Я пожал им обоим руки.

Юрайтис развязал свою котомку, достал несколько свертков, бутылку, заткнутую пробкой, пояснив смущенно: «Это домашняя водка, но хорошая. Вам понравится». Юргис кивнул подтверждающе, добавив: «Хорошая. У меня еще и элитная есть». Он поднял и положил на сиденье аккуратный чемодан на молниях, расстегнул молнию и вынул, видимо, лучшую по тем временам литовскую водку, только мне ее название ничего не говорило, вот я и забыл его. Тем временем Юрайтис развернул первый сверток, достал темный батон, похожий на «рижский», большой складной нож и круг колбасы белесого цвета, распространивший вкусный мясной запах. «Она с чесноком, не возражаете? — спросил он робко. — Но у меня еще есть и твердый сыр, почти пармезан». Я растерянно кивал, Юргис достал колбасную нарезку, а Юрайтис — большой кусок буженины, который тут же принялся резать на большие ломти. «Может, я за стаканами схожу?» — спросил я. «Не надо, — сказал Юргис, — все есть. Даже вода. А чего нет, сходим сами. Вы же гость. Доставай, Юрайтис, рюмки и быстренько за стаканами».

Первую рюмку мы выпили за Литву, в которой я никогда не был, и с пожеланием, чтобы Вильнюс и Литва мне понравились. После второй или, точнее, третьей рюмки Юргис вдруг принялся хвастаться: «Вот ты думаешь, Владимир, что едешь с простым человеком. Пишете вы, журналисты, черт знает о ком, а надо обо мне писать! Кончил я в Москве Энергетический, вернулся в Вильнюс — и мой максимум сто двадцать рублей! А у меня хорошая голова, даже гениальная. Мне социалистическая идеология не мешает, но не нужна. Жизнь делают деньги. Думал, в Штаты уехать, чтобы как бы в свою среду, но не получилось. Почему — не твое дело, но не получилось. Но я не потерялся. Давай за это выпьем. Теперь у меня два завода, да три прядильных фабрики. Вон Юрайтис директорствует на одной из фабрик. Хороший работник, а чтобы он имел на государственном предприятии? Шиш с маслом! Деньги все делают. Никакая идеология их не перешибет. Нам бы в хозяева страны не Москву, а Вашингтон! Это было бы правильно. Когда-нибудь так и будет. Служить — так за деньги. А так приходится подхалимничать перед всяким партийным дерьмом, на лапу им давать, чтобы бизнесу не мешали. И что характерно — не мешают. Деньги любую идеологию перебивают». У него был тот тип лица, которое от выпитого алкоголя не краснеет, а бледнеет. Мы выпили по шестой, закусывая хорошим мясом, приготовленным разными способами, запивая водой. Голова у меня уже кружилась, но я держался, думая, как бы мне вежливо отвалить наверх, на свою полку, не обидев соседей. Юрайтис молчал, только разливал, кивками подтверждая слова босса. Частное предпринимательство такого масштаба, конечно, было чем-то несоветским, если не преступным с точки зрения социалистической законности. Такие формы хозяйствования, как все знали, вспыхивали время от времени в разных местах. Но психология простого советского интеллигента была устроена элементарно: «Да, — подумал я, — идеократия кончилась или кончается…»

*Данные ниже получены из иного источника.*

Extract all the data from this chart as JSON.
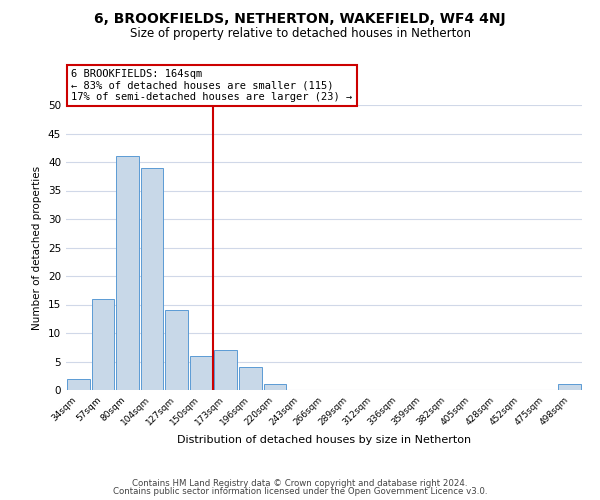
{
  "title": "6, BROOKFIELDS, NETHERTON, WAKEFIELD, WF4 4NJ",
  "subtitle": "Size of property relative to detached houses in Netherton",
  "xlabel": "Distribution of detached houses by size in Netherton",
  "ylabel": "Number of detached properties",
  "bar_color": "#c8d8e8",
  "bar_edge_color": "#5b9bd5",
  "bin_labels": [
    "34sqm",
    "57sqm",
    "80sqm",
    "104sqm",
    "127sqm",
    "150sqm",
    "173sqm",
    "196sqm",
    "220sqm",
    "243sqm",
    "266sqm",
    "289sqm",
    "312sqm",
    "336sqm",
    "359sqm",
    "382sqm",
    "405sqm",
    "428sqm",
    "452sqm",
    "475sqm",
    "498sqm"
  ],
  "bar_values": [
    2,
    16,
    41,
    39,
    14,
    6,
    7,
    4,
    1,
    0,
    0,
    0,
    0,
    0,
    0,
    0,
    0,
    0,
    0,
    0,
    1
  ],
  "ylim": [
    0,
    50
  ],
  "yticks": [
    0,
    5,
    10,
    15,
    20,
    25,
    30,
    35,
    40,
    45,
    50
  ],
  "vline_x": 5.5,
  "vline_color": "#cc0000",
  "annotation_text": "6 BROOKFIELDS: 164sqm\n← 83% of detached houses are smaller (115)\n17% of semi-detached houses are larger (23) →",
  "annotation_box_color": "#ffffff",
  "annotation_box_edge": "#cc0000",
  "footer_line1": "Contains HM Land Registry data © Crown copyright and database right 2024.",
  "footer_line2": "Contains public sector information licensed under the Open Government Licence v3.0.",
  "background_color": "#ffffff",
  "grid_color": "#d0d8e8"
}
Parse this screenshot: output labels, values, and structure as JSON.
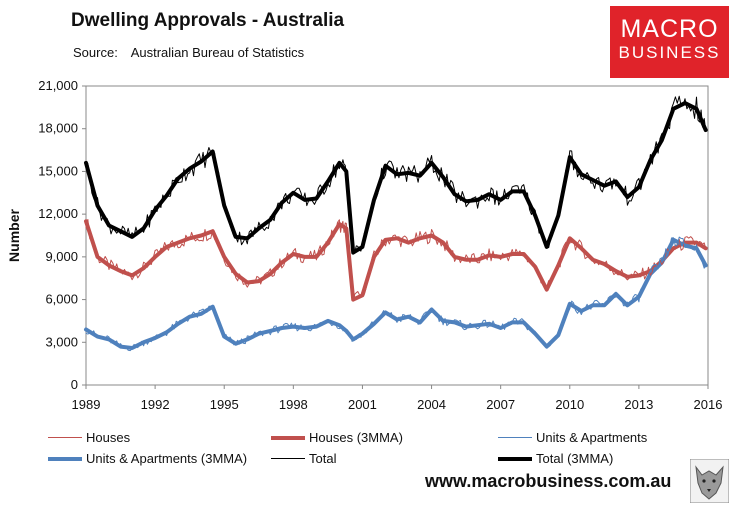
{
  "title": "Dwelling Approvals - Australia",
  "source_label": "Source:",
  "source_text": "Australian Bureau of Statistics",
  "logo": {
    "line1": "MACRO",
    "line2": "BUSINESS"
  },
  "url": "www.macrobusiness.com.au",
  "chart_data": {
    "type": "line",
    "ylabel": "Number",
    "xlabel": "",
    "ylim": [
      0,
      21000
    ],
    "xlim": [
      1989,
      2016
    ],
    "yticks": [
      0,
      3000,
      6000,
      9000,
      12000,
      15000,
      18000,
      21000
    ],
    "ytick_labels": [
      "0",
      "3,000",
      "6,000",
      "9,000",
      "12,000",
      "15,000",
      "18,000",
      "21,000"
    ],
    "xticks": [
      1989,
      1992,
      1995,
      1998,
      2001,
      2004,
      2007,
      2010,
      2013,
      2016
    ],
    "xtick_labels": [
      "1989",
      "1992",
      "1995",
      "1998",
      "2001",
      "2004",
      "2007",
      "2010",
      "2013",
      "2016"
    ],
    "x": [
      1989.0,
      1989.5,
      1990.0,
      1990.5,
      1991.0,
      1991.5,
      1992.0,
      1992.5,
      1993.0,
      1993.5,
      1994.0,
      1994.5,
      1995.0,
      1995.5,
      1996.0,
      1996.5,
      1997.0,
      1997.5,
      1998.0,
      1998.5,
      1999.0,
      1999.5,
      2000.0,
      2000.3,
      2000.6,
      2001.0,
      2001.5,
      2002.0,
      2002.5,
      2003.0,
      2003.5,
      2004.0,
      2004.5,
      2005.0,
      2005.5,
      2006.0,
      2006.5,
      2007.0,
      2007.5,
      2008.0,
      2008.5,
      2009.0,
      2009.5,
      2010.0,
      2010.5,
      2011.0,
      2011.5,
      2012.0,
      2012.5,
      2013.0,
      2013.5,
      2014.0,
      2014.5,
      2015.0,
      2015.5,
      2015.9
    ],
    "series": [
      {
        "name": "Houses",
        "color": "#c0504d",
        "width": 1,
        "role": "monthly",
        "values": [
          11600,
          9000,
          8400,
          8000,
          7700,
          8200,
          9000,
          9700,
          10000,
          10300,
          10500,
          10800,
          9000,
          7800,
          7200,
          7300,
          7800,
          8600,
          9200,
          9000,
          9000,
          10000,
          11300,
          11000,
          6200,
          6300,
          9000,
          10200,
          10300,
          10000,
          10300,
          10500,
          10000,
          9000,
          8800,
          8800,
          9100,
          9000,
          9200,
          9200,
          8300,
          6700,
          8400,
          10300,
          9600,
          8800,
          8500,
          8000,
          7600,
          7700,
          8000,
          8700,
          9600,
          10000,
          10000,
          9600
        ]
      },
      {
        "name": "Houses (3MMA)",
        "color": "#c0504d",
        "width": 4,
        "role": "trend",
        "values": [
          11500,
          9000,
          8400,
          8000,
          7700,
          8200,
          9000,
          9700,
          10000,
          10300,
          10500,
          10800,
          9000,
          7800,
          7200,
          7300,
          7800,
          8600,
          9200,
          9000,
          9000,
          10000,
          11300,
          11000,
          6000,
          6300,
          9000,
          10200,
          10300,
          10000,
          10300,
          10500,
          10000,
          9000,
          8800,
          8800,
          9100,
          9000,
          9200,
          9200,
          8300,
          6700,
          8400,
          10300,
          9600,
          8800,
          8500,
          8000,
          7600,
          7700,
          8000,
          8700,
          9600,
          10000,
          10000,
          9600
        ]
      },
      {
        "name": "Units & Apartments",
        "color": "#4f81bd",
        "width": 1,
        "role": "monthly",
        "values": [
          3900,
          3400,
          3200,
          2700,
          2600,
          3000,
          3300,
          3700,
          4300,
          4800,
          5000,
          5500,
          3400,
          2900,
          3200,
          3600,
          3800,
          4000,
          4100,
          4000,
          4100,
          4500,
          4200,
          3800,
          3200,
          3600,
          4300,
          5100,
          4600,
          4800,
          4400,
          5300,
          4500,
          4400,
          4100,
          4200,
          4300,
          4000,
          4400,
          4400,
          3600,
          2700,
          3500,
          5700,
          5200,
          5600,
          5600,
          6400,
          5600,
          6200,
          7800,
          8600,
          10200,
          9800,
          9600,
          8400
        ]
      },
      {
        "name": "Units & Apartments (3MMA)",
        "color": "#4f81bd",
        "width": 4,
        "role": "trend",
        "values": [
          3900,
          3400,
          3200,
          2700,
          2600,
          3000,
          3300,
          3700,
          4300,
          4800,
          5000,
          5500,
          3400,
          2900,
          3200,
          3600,
          3800,
          4000,
          4100,
          4000,
          4100,
          4500,
          4200,
          3800,
          3200,
          3600,
          4300,
          5100,
          4600,
          4800,
          4400,
          5300,
          4500,
          4400,
          4100,
          4200,
          4300,
          4000,
          4400,
          4400,
          3600,
          2700,
          3500,
          5700,
          5200,
          5600,
          5600,
          6400,
          5600,
          6200,
          7800,
          8600,
          10200,
          9800,
          9600,
          8400
        ]
      },
      {
        "name": "Total",
        "color": "#000000",
        "width": 1,
        "role": "monthly",
        "values": [
          15600,
          12600,
          11200,
          10800,
          10400,
          11000,
          12300,
          13300,
          14500,
          15200,
          15700,
          16400,
          12600,
          10400,
          10300,
          11000,
          11600,
          12800,
          13500,
          13000,
          13100,
          14300,
          15600,
          15000,
          9300,
          9700,
          13000,
          15400,
          14800,
          14900,
          14700,
          15600,
          14600,
          13400,
          12900,
          13000,
          13400,
          13000,
          13600,
          13600,
          11900,
          9700,
          11900,
          16000,
          14800,
          14400,
          14000,
          14300,
          13200,
          13900,
          15800,
          17200,
          19400,
          19800,
          19400,
          17900
        ]
      },
      {
        "name": "Total (3MMA)",
        "color": "#000000",
        "width": 4,
        "role": "trend",
        "values": [
          15600,
          12600,
          11200,
          10800,
          10400,
          11000,
          12300,
          13300,
          14500,
          15200,
          15700,
          16400,
          12600,
          10400,
          10300,
          11000,
          11600,
          12800,
          13500,
          13000,
          13100,
          14300,
          15600,
          15000,
          9300,
          9700,
          13000,
          15400,
          14800,
          14900,
          14700,
          15600,
          14600,
          13400,
          12900,
          13000,
          13400,
          13000,
          13600,
          13600,
          11900,
          9700,
          11900,
          16000,
          14800,
          14400,
          14000,
          14300,
          13200,
          13900,
          15800,
          17200,
          19400,
          19800,
          19400,
          17900
        ]
      }
    ],
    "legend_position": "bottom"
  }
}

Юргис говорил: «Москва для нас — мощное прикрытие, не позволяет нашему партийному начальству разгуляться. Говорят, что, мол, это литовская специфика, не надо нас трогать. Многие московские начальники нам по сходной цене и товар отпускают. За русскую широту, за московских друзей, которые дают нам жить, но… — он хмыкнул весело, — могут посадить не сегодня, так завтра». И пояснил: «Если себя неправильно вести будем! Впрочем, хозяина, который всем бы был доволен, не найти. Если б под Вашингтоном ходили, то же самое было бы».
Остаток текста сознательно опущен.